“这个细皮嫩肉,我要了!”有男人的声音自耳边炸开。
“老弟,你这就不懂了,选女人,当然要选奶子大的才够味!”男人油腻的腔调令人作呕。
青枝艰难地睁开双眼,便见自己身处十几个女人之间,四周围满了膀大腰圆的粗莽兵士。
“啧!这女人谁带来的?又脏又丑!”
数道目光聚集到青枝身上,不吝于表达嫌弃。
青枝蜷缩起身子,左手慢慢摸到腰侧,那把短小的匕首此刻竟给了她一小撮勇气。
正在此刻,不远处营门尘土飞扬,“哒哒哒”,有人银甲覆身,一骑白马当前。
“是小霍将军!快!”
这边一阵骚乱,无数粗黑的手臂朝女人们伸来,一时间尖叫声不绝于耳。
待到那一人一骑近前时,那些女人早已被瓜分完毕,只剩下青枝一人坐在地上。
青枝仰头朝他看去,夕阳从他身后漫出,光芒万丈,因处于逆光,她瞧不清面容,只能看见一个英挺的影子。

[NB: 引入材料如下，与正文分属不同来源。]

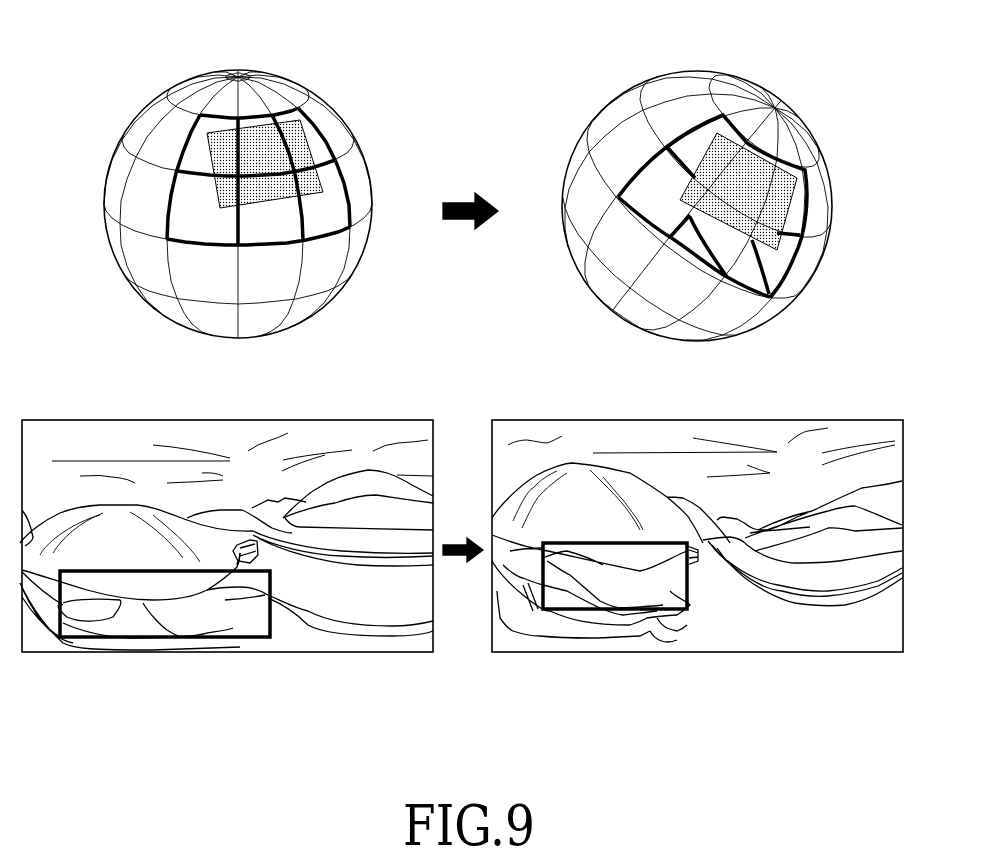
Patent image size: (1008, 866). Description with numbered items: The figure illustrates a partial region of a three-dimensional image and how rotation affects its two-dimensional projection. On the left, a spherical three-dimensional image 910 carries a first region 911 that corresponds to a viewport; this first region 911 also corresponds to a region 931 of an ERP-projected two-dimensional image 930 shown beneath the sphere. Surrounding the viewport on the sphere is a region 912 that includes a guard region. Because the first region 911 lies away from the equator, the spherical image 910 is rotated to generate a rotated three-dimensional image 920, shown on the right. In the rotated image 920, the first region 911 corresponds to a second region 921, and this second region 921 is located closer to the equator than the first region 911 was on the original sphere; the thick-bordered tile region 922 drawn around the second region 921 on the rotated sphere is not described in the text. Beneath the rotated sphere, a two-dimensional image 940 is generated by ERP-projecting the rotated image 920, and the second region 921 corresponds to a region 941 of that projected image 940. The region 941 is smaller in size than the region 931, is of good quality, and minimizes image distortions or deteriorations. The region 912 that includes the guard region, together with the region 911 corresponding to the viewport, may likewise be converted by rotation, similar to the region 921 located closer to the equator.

The spherical 3D image 910 is at (128, 93).
The first region 911 is at (308, 133).
The region including a guard region 912 is at (330, 175).
The rotated 3D image 920 is at (758, 58).
The second region 921 is at (722, 157).
The tile of rotated spherical image 922 is at (662, 180).
The ERP-projected 2D image 930 is at (92, 398).
The region of ERP-projected 2D image 931 is at (160, 638).
The 2D image generated by ERP-projecting the rotated 3D image 940 is at (797, 400).
The region of 2D image 941 is at (630, 610).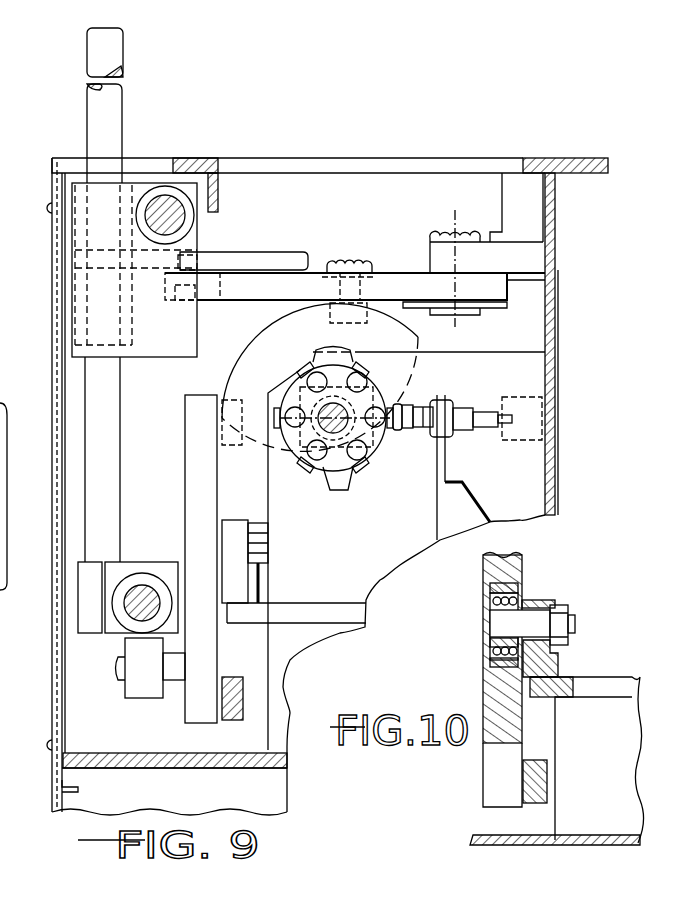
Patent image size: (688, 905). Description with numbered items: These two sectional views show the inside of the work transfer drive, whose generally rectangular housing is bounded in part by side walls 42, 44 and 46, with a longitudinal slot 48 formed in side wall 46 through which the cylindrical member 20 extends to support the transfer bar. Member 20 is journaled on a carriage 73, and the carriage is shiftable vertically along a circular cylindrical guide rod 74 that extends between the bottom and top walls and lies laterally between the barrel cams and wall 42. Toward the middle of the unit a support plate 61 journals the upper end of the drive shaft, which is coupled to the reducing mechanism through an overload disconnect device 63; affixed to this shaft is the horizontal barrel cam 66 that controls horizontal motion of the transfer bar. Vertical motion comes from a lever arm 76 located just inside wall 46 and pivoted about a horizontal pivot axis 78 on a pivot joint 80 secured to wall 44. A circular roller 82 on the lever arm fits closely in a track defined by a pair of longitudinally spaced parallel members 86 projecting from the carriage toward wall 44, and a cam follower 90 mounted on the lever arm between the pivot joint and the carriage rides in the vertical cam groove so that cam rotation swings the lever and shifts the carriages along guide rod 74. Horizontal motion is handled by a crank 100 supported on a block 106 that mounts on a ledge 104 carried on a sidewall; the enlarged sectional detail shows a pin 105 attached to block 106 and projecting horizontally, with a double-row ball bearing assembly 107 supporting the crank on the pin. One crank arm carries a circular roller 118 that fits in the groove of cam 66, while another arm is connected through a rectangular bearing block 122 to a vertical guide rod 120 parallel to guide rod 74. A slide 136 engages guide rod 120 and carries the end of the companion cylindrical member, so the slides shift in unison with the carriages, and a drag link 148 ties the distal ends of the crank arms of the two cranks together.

In FIG. 9, the cylindrical member 20 is at (120, 505).
In FIG. 9, the side wall 42 is at (55, 333).
In FIG. 9, the side wall 44 is at (560, 362).
In FIG. 9, the side wall 46 is at (547, 160).
In FIG. 9, the longitudinal slot 48 is at (140, 170).
In FIG. 9, the support plate 61 is at (467, 439).
In FIG. 9, the overload disconnect device 63 is at (388, 403).
In FIG. 9, the barrel cam 66 is at (314, 350).
In FIG. 9, the carriage 73 is at (178, 358).
In FIG. 9, the guide rod 74 is at (172, 212).
In FIG. 9, the lever arm 76 is at (410, 272).
In FIG. 9, the pivot axis 78 is at (456, 236).
In FIG. 9, the pivot joint 80 is at (428, 226).
In FIG. 9, the roller 82 is at (212, 262).
In FIG. 9, the parallel members 86 is at (272, 258).
In FIG. 9, the cam follower 90 is at (432, 352).
In FIG. 9, the crank 100 is at (180, 453).
In FIG. 10, the crank 100 is at (478, 668).
In FIG. 9, the ledge 104 is at (333, 603).
In FIG. 10, the ledge 104 is at (598, 697).
In FIG. 10, the pin 105 is at (515, 612).
In FIG. 9, the block 106 is at (247, 597).
In FIG. 10, the block 106 is at (562, 605).
In FIG. 10, the bearing assembly 107 is at (518, 585).
In FIG. 9, the roller 118 is at (248, 356).
In FIG. 9, the guide rod 120 is at (142, 605).
In FIG. 9, the bearing block 122 is at (114, 709).
In FIG. 9, the slide 136 is at (132, 562).
In FIG. 9, the drag link 148 is at (250, 692).
In FIG. 10, the drag link 148 is at (548, 786).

那影子朝她微微俯身,定睛瞧了她一会儿,偏头问道,“她从何处虏来?”
“禀将军,此女子是从城东捡回的。”有人站在青枝身旁回道。
“既如此,放她回去。”那人淡然开口,对上青枝一脸不可置信,目光也未多作停留。
“这——是!”站在青枝身旁的那人一把抓起她反扭了双手,便要将她拖走。
将军催马便要转了方向离开。
青枝惊惧地发现自己要去的方向竟是方才几个女子被带离的去处,她使尽全身力气挣扎,却拿这钢铁般的手臂毫无办法,她绝望间朝方才那人看去,声嘶力竭地呼喊,“将军救命!!!”
“臭婊子!”抓住她的人腾出一只手狠狠捂住她的口鼻。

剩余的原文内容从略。